Another important consideration is security. "You have to be aware of what is involved from an InfoSec perspective in the cloud, versus what was in the data center, which was a closed environment. In the cloud, you're in a shared tenant space, so having to secure the sources and everything was also a pretty big challenge for us," said Paranandi. "It's a different set of tools. It's a different set of processes and a different level of expertise on the cloud when it comes to InfoSec.
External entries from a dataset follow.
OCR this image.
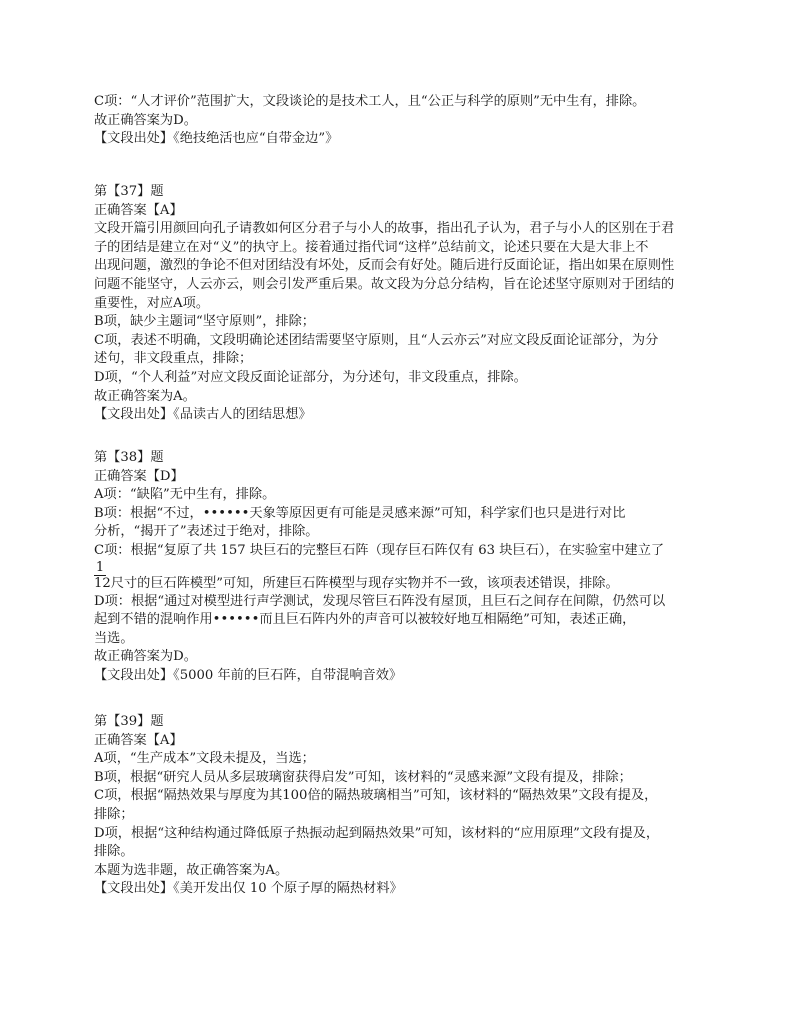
C项：“人才评价”范围扩大，文段谈论的是技术工人，且“公正与科学的原则”无中生有，排除。
故正确答案为D。
【文段出处】《绝技绝活也应“自带金边”》
第【37】题
正确答案【A】
文段开篇引用颜回向孔子请教如何区分君子与小人的故事，指出孔子认为，君子与小人的区别在于君
子的团结是建立在对“义”的执守上。接着通过指代词“这样”总结前文，论述只要在大是大非上不
出现问题，激烈的争论不但对团结没有坏处，反而会有好处。随后进行反面论证，指出如果在原则性
问题不能坚守，人云亦云，则会引发严重后果。故文段为分总分结构，旨在论述坚守原则对于团结的
重要性，对应A项。
B项，缺少主题词“坚守原则”，排除；
C项，表述不明确，文段明确论述团结需要坚守原则，且“人云亦云”对应文段反面论证部分，为分
述句，非文段重点，排除；
D项，“个人利益”对应文段反面论证部分，为分述句，非文段重点，排除。
故正确答案为A。
【文段出处】《品读古人的团结思想》
第【38】题
正确答案【D】
A项：“缺陷”无中生有，排除。
B项：根据“不过，••••••天象等原因更有可能是灵感来源”可知，科学家们也只是进行对比
分析，“揭开了”表述过于绝对，排除。
C项：根据“复原了共 157 块巨石的完整巨石阵（现存巨石阵仅有 63 块巨石），在实验室中建立了
1
12尺寸的巨石阵模型”可知，所建巨石阵模型与现存实物并不一致，该项表述错误，排除。
D项：根据“通过对模型进行声学测试，发现尽管巨石阵没有屋顶，且巨石之间存在间隙，仍然可以
起到不错的混响作用••••••而且巨石阵内外的声音可以被较好地互相隔绝”可知，表述正确，
当选。
故正确答案为D。
【文段出处】《5000 年前的巨石阵，自带混响音效》
第【39】题
正确答案【A】
A项，“生产成本”文段未提及，当选；
B项，根据“研究人员从多层玻璃窗获得启发”可知，该材料的“灵感来源”文段有提及，排除；
C项，根据“隔热效果与厚度为其100倍的隔热玻璃相当”可知，该材料的“隔热效果”文段有提及，
排除；
D项，根据“这种结构通过降低原子热振动起到隔热效果”可知，该材料的“应用原理”文段有提及，
排除。
本题为选非题，故正确答案为A。
【文段出处】《美开发出仅 10 个原子厚的隔热材料》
So we had to almost, I wouldn't say rebuild, but retrain and build the security team for the cloud."

Unified Theory of Everything

"The advantage of working in the cloud is also being able to integrate our back-end business systems [main business management, financial, and program databases] as well and to be able to finally get it to the point where we're doing a whole lot less duplicate data entry," said Field. "We do a fair amount of work in the back end, so that we can have simple dashboards that are on people's desktops and can actually take something that was really sort of a very labor-intensive, physical transfer of content and just make it much more automated." 

APT's latest technology upgrade will also come with staffing requirements, according to Field. "For APT, there will be significant staff training for onboarding and operations, including engineering, traffic, programming, and management staffs." 

And one important lesson is that sometimes, old school is best. "We're actually doing cloud content over broadcast. Some of the efficiencies that you get from broadcasting content are just really hard to beat," said Field. "The content that we distribute eventually winds up on transmitters. It's a question of how it's getting there." APT provides content for public television stations, and while last-mile delivery is being done primarily over broadcast transmitters, that transmitter output is also being fed to a streaming service. 

"Broadcast, for now, remains a fixed linear schedule. ATSC 3.0 may change some of that," said Field. COVID's work-from-home lockdown requirement and the use of cloud services have meant an acceleration of the standard technology upgrade path. 

The cloud has redefined broadcasting, and now the broadcasting workflow has been merged with the streaming workflow. There's still a balancing act between the two, but it has opened up new opportunities to push out content as efficiently and cost effectively as possible. If you haven't yet begun the transition, the rewards may just make the switch worth it.